Today, the majority of Ibo’s households survive through subsistence livelihood strategies that revolve around fishing, farming and micro-enterprises, which are also threatened with the depletion of natural resources.
The future of the Quirimbas National Park
Together with NGOs and the local population, the QNP is working on environmental monitoring, sustainable fisheries, and environmental and community tourism, to promote sustainable socio-economic development, which is only possible if ecosystems are preserved.
The following organisations are currently active in the area supporting the work of the park: Istituto Oikos, Foundation Ibo, ECO Mozambique, “ama” – associação do meio ambiente and WWF.

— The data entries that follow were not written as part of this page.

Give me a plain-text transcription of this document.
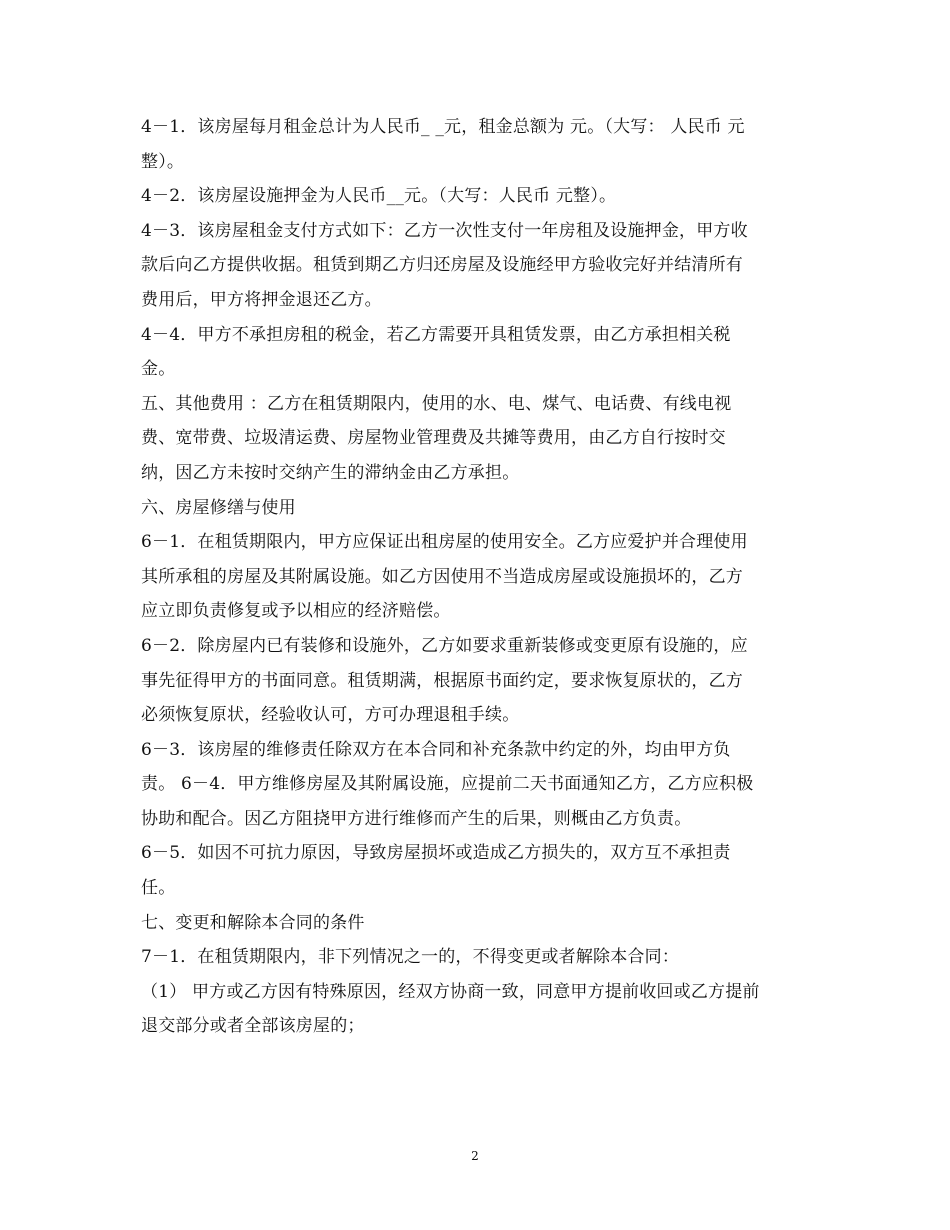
4－1．该房屋每月租金总计为人民币_ _元，租金总额为 元。（大写： 人民币 元
整）。
4－2．该房屋设施押金为人民币__元。（大写：人民币 元整）。
4－3．该房屋租金支付方式如下：乙方一次性支付一年房租及设施押金，甲方收
款后向乙方提供收据。租赁到期乙方归还房屋及设施经甲方验收完好并结清所有
费用后，甲方将押金退还乙方。
4－4．甲方不承担房租的税金，若乙方需要开具租赁发票，由乙方承担相关税
金。
五、其他费用 ：乙方在租赁期限内，使用的水、电、煤气、电话费、有线电视
费、宽带费、垃圾清运费、房屋物业管理费及共摊等费用，由乙方自行按时交
纳，因乙方未按时交纳产生的滞纳金由乙方承担。
六、房屋修缮与使用
6－1．在租赁期限内，甲方应保证出租房屋的使用安全。乙方应爱护并合理使用
其所承租的房屋及其附属设施。如乙方因使用不当造成房屋或设施损坏的，乙方
应立即负责修复或予以相应的经济赔偿。
6－2．除房屋内已有装修和设施外，乙方如要求重新装修或变更原有设施的，应
事先征得甲方的书面同意。租赁期满，根据原书面约定，要求恢复原状的，乙方
必须恢复原状，经验收认可，方可办理退租手续。
6－3．该房屋的维修责任除双方在本合同和补充条款中约定的外，均由甲方负
责。 6－4．甲方维修房屋及其附属设施，应提前二天书面通知乙方，乙方应积极
协助和配合。因乙方阻挠甲方进行维修而产生的后果，则概由乙方负责。
6－5．如因不可抗力原因，导致房屋损坏或造成乙方损失的，双方互不承担责
任。
七、变更和解除本合同的条件
7－1．在租赁期限内，非下列情况之一的，不得变更或者解除本合同：
（1） 甲方或乙方因有特殊原因，经双方协商一致，同意甲方提前收回或乙方提前
退交部分或者全部该房屋的；
2
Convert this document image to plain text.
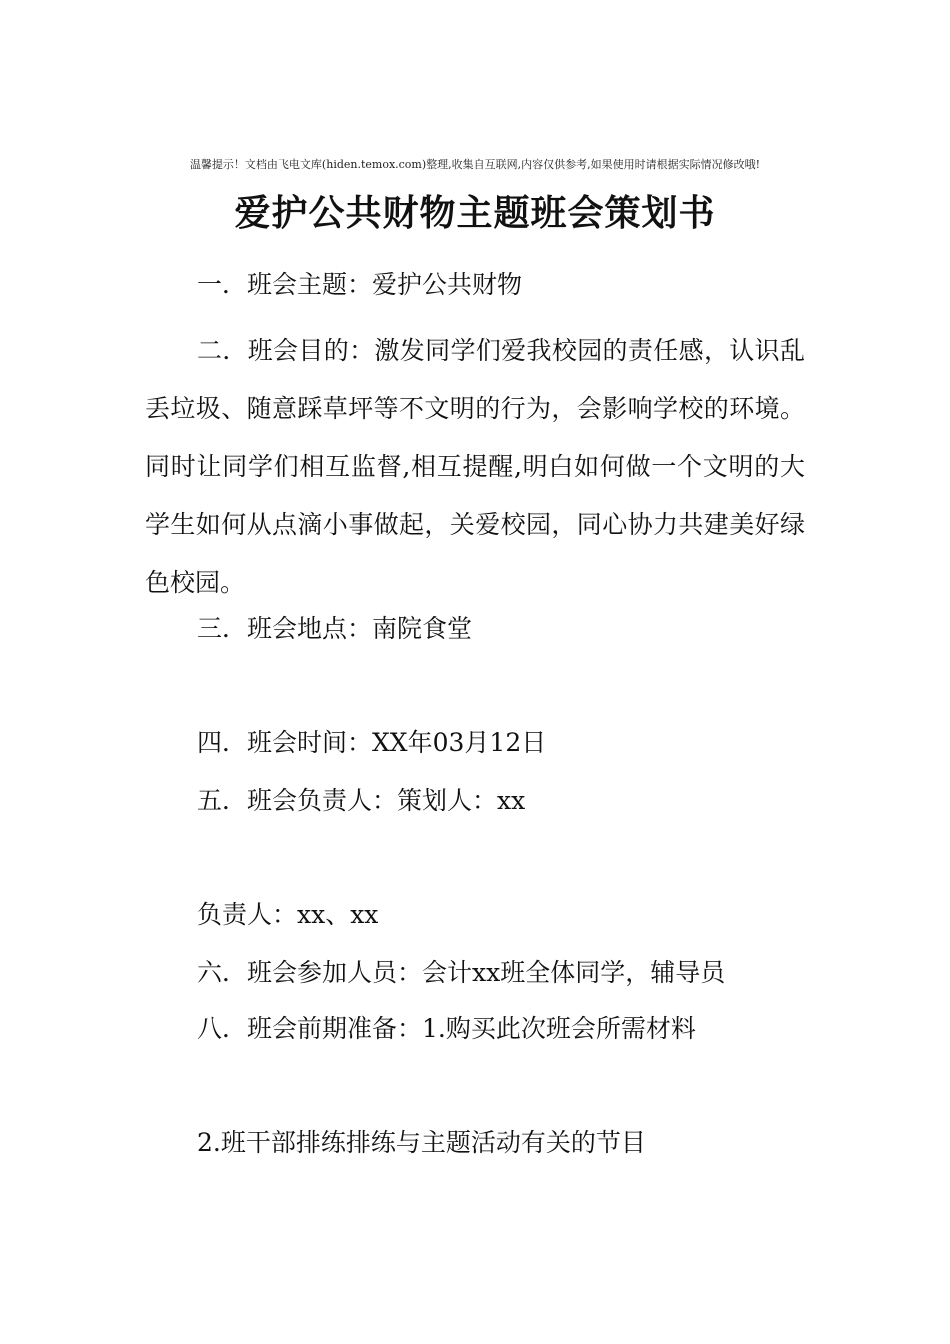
温馨提示！文档由飞电文库(hiden.temox.com)整理,收集自互联网,内容仅供参考,如果使用时请根据实际情况修改哦!
爱护公共财物主题班会策划书
一．班会主题：爱护公共财物
二．班会目的：激发同学们爱我校园的责任感，认识乱丢垃圾、随意踩草坪等不文明的行为，会影响学校的环境。同时让同学们相互监督,相互提醒,明白如何做一个文明的大学生如何从点滴小事做起，关爱校园，同心协力共建美好绿色校园。
三．班会地点：南院食堂
四．班会时间：XX年03月12日
五．班会负责人：策划人：xx
负责人：xx、xx
六．班会参加人员：会计xx班全体同学，辅导员
八．班会前期准备：1.购买此次班会所需材料
2.班干部排练排练与主题活动有关的节目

These organisations support the QNP in its conservation work, training staff and helping to promote eco-tourism activities, and sustainable fishing practices. They are also focused on designing solutions to improve water management, to reduce the risk of water contamination and fight malnutrition.
Support the Park
To help sustain the Park and help it succeed in its vital job in protecting its valuable biosphere, every visitor is charged an entrance fee.
You can also support the park by staying at Casa das Garças – the park’s own lodge.
Casa das Garças is a joint initiative between the QNP and Istituto Oikos, funded by the Italian Agency for Development Cooperation. It promotes inclusive and sustainable tourism on Ibo island and in the surrounding communities, and provides training and education in the hospitality industry. It is also a base for local and international academic research activities.